Inflation was recorded as 10.1 per cent in the year to January, down from 10.5 per cent in the year to December, the Office for National Statistics (ONS) said.
Food prices and energy bills are among the main drivers for overall inflation, the ONS said, but petrol prices and the cost of restaurants and hotels are among the price rises that have started to slow.
Chancellor Jeremy Hunt welcomed the falling figures, but said the “fight is far from over”.
“High inflation strangles growth and causes pain for families and businesses – that’s why we must stick to the plan, halve inflation this year, reduce debt and grow the economy,” he said.
Consumer Prices Index including owner occupiers’ housing costs (CPIH) rose by 8.8% in the 12 months to Jan 2023, down from 9.2% in Dec 2022.

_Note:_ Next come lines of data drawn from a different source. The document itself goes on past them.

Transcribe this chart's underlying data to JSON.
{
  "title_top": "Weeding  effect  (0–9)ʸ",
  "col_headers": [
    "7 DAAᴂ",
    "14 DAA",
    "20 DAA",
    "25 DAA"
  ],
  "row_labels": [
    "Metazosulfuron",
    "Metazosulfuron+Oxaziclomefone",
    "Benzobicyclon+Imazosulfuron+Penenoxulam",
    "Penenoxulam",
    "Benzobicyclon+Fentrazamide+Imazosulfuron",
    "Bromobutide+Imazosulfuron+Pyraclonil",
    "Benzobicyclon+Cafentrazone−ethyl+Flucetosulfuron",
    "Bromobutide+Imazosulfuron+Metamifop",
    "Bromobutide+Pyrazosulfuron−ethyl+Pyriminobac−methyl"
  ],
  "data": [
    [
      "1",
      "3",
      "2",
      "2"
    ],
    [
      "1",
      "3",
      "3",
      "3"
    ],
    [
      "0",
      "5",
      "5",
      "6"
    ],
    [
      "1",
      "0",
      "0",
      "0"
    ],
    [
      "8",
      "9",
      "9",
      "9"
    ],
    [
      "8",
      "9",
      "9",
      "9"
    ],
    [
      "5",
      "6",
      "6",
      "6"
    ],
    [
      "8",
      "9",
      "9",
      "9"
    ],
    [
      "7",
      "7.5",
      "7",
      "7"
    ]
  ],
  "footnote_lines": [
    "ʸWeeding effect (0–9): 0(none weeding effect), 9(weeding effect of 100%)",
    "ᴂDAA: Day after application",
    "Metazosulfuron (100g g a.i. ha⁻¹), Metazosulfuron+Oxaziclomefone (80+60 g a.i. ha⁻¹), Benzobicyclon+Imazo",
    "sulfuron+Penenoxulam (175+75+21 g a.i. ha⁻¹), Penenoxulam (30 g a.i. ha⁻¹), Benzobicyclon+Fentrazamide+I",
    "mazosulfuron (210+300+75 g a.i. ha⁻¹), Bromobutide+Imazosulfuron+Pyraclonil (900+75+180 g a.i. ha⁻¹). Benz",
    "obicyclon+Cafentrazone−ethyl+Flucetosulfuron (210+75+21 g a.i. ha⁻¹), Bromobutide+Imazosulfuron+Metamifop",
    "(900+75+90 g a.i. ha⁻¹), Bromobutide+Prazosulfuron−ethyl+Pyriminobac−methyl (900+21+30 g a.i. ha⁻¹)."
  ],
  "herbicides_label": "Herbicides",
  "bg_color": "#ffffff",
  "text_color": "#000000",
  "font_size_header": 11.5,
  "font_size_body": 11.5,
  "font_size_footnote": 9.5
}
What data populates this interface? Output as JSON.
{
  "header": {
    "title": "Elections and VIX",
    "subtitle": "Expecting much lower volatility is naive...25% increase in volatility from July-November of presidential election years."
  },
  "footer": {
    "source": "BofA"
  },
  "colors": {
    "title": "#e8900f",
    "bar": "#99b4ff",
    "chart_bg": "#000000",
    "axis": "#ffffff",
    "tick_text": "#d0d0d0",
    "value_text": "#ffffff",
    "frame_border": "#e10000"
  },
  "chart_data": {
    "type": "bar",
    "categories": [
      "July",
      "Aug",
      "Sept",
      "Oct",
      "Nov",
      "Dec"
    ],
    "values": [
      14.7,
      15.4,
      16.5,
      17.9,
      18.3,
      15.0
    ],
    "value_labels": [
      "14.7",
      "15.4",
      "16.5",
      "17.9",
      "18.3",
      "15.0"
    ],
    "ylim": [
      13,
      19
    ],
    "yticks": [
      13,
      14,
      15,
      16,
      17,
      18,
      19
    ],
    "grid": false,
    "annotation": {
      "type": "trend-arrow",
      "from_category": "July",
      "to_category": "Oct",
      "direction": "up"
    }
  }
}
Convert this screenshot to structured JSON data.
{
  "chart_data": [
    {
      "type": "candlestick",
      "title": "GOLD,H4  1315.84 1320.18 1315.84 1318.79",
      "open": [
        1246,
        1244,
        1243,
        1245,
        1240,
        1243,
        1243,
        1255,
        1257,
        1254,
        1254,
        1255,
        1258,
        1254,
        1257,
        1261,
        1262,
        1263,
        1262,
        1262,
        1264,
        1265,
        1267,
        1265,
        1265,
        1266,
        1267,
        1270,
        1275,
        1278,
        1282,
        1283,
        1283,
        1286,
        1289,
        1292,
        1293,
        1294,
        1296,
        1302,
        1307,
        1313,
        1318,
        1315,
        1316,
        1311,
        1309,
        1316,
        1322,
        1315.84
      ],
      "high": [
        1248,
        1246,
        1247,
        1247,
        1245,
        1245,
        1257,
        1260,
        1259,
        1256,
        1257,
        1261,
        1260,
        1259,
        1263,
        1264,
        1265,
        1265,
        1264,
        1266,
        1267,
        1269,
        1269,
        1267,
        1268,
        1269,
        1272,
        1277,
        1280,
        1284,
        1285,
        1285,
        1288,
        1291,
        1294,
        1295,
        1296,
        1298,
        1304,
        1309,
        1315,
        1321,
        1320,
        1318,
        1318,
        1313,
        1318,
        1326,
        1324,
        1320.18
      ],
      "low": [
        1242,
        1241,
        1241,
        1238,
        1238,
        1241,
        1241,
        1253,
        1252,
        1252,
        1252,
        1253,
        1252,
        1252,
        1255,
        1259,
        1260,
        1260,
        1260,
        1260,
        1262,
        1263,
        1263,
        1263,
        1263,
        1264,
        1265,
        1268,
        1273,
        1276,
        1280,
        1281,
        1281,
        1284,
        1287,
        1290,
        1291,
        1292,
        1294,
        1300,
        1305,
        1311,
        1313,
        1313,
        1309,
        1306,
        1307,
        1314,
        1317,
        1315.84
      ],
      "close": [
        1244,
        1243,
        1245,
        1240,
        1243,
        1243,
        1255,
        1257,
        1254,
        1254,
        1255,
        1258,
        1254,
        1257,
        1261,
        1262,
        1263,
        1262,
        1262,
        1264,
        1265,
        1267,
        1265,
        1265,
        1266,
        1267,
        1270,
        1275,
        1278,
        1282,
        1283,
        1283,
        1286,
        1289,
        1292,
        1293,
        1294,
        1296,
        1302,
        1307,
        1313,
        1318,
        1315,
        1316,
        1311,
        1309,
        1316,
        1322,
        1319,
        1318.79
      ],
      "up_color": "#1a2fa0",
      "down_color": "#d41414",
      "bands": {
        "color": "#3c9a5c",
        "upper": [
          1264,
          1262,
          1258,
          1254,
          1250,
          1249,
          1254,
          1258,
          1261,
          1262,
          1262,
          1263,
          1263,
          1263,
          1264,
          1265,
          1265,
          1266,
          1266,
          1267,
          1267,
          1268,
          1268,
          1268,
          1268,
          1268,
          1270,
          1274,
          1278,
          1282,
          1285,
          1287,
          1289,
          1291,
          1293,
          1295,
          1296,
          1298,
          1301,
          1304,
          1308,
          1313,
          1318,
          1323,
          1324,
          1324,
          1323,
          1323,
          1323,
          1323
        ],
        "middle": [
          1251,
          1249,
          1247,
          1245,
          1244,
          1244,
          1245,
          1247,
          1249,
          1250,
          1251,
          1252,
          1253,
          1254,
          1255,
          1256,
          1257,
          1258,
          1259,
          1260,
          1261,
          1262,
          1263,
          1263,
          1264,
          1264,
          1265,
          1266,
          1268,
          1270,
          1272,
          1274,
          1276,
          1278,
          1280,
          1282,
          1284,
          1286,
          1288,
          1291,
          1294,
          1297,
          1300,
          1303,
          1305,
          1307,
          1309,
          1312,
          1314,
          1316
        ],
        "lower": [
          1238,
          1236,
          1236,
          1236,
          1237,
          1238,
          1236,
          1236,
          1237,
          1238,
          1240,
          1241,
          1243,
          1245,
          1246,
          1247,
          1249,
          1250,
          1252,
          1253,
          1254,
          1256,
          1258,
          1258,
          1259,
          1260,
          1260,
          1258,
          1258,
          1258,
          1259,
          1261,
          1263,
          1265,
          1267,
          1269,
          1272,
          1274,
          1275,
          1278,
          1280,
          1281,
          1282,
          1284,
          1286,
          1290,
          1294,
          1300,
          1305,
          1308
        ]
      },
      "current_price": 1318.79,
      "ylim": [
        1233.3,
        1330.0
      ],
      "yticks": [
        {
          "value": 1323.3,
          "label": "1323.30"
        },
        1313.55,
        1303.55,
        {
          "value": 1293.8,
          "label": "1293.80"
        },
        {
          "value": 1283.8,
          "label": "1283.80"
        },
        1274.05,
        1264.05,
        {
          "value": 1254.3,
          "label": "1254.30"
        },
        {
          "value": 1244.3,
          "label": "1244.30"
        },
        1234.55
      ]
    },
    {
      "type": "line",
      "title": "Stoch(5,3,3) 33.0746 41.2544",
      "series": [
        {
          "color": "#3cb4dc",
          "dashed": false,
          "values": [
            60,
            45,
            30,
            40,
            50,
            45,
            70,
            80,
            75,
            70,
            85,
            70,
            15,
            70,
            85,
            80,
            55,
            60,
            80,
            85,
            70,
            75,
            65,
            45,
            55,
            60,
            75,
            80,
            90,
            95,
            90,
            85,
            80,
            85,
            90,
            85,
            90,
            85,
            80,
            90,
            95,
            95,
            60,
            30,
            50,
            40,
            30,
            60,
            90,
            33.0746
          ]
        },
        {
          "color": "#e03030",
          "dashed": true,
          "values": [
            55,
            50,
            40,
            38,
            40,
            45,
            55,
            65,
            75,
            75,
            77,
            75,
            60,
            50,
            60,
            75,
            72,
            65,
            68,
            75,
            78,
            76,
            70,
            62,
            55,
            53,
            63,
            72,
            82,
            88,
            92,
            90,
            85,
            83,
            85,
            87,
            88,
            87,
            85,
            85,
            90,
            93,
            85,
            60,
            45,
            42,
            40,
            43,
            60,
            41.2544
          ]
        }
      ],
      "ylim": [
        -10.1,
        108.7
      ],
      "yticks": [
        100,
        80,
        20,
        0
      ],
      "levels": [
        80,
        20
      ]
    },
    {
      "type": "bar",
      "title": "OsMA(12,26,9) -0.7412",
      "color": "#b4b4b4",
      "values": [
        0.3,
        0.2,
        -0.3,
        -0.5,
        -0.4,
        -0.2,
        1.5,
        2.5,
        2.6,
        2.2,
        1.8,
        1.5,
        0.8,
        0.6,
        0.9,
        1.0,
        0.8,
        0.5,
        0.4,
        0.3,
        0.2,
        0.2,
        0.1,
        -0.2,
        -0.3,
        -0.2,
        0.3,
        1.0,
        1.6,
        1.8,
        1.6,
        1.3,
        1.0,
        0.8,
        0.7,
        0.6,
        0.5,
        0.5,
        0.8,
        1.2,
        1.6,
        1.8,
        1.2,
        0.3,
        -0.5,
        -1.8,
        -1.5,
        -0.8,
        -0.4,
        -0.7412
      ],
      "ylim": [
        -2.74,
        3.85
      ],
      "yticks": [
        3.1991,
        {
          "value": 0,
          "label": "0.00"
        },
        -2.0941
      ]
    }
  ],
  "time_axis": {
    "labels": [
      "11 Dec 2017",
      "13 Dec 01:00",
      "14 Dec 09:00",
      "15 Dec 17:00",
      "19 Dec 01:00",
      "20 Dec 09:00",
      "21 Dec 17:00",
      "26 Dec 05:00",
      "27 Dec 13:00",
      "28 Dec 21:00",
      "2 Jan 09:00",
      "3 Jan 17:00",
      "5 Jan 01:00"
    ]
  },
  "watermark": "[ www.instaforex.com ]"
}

CPI rose by 10.1%, down from 10.5%.
— Office for National Statistics (ONS) (@ONS) February 15, 2023
Labour’s shadow chancellor Rachel Reeves warned that households will be hit by “a further economic blow” in the coming months.
“With inflation still close to a 40 year high, people will be asking if 13 years of Tory government has left them and their family feeling better off? The answer will be no,” she said.
“Despite Britain’s enormous potential, in April households will be hit by another economic blow when energy prices go up.
“Labour would be bringing in a proper windfall tax on oil and gas giants now to stop energy bills going up in April.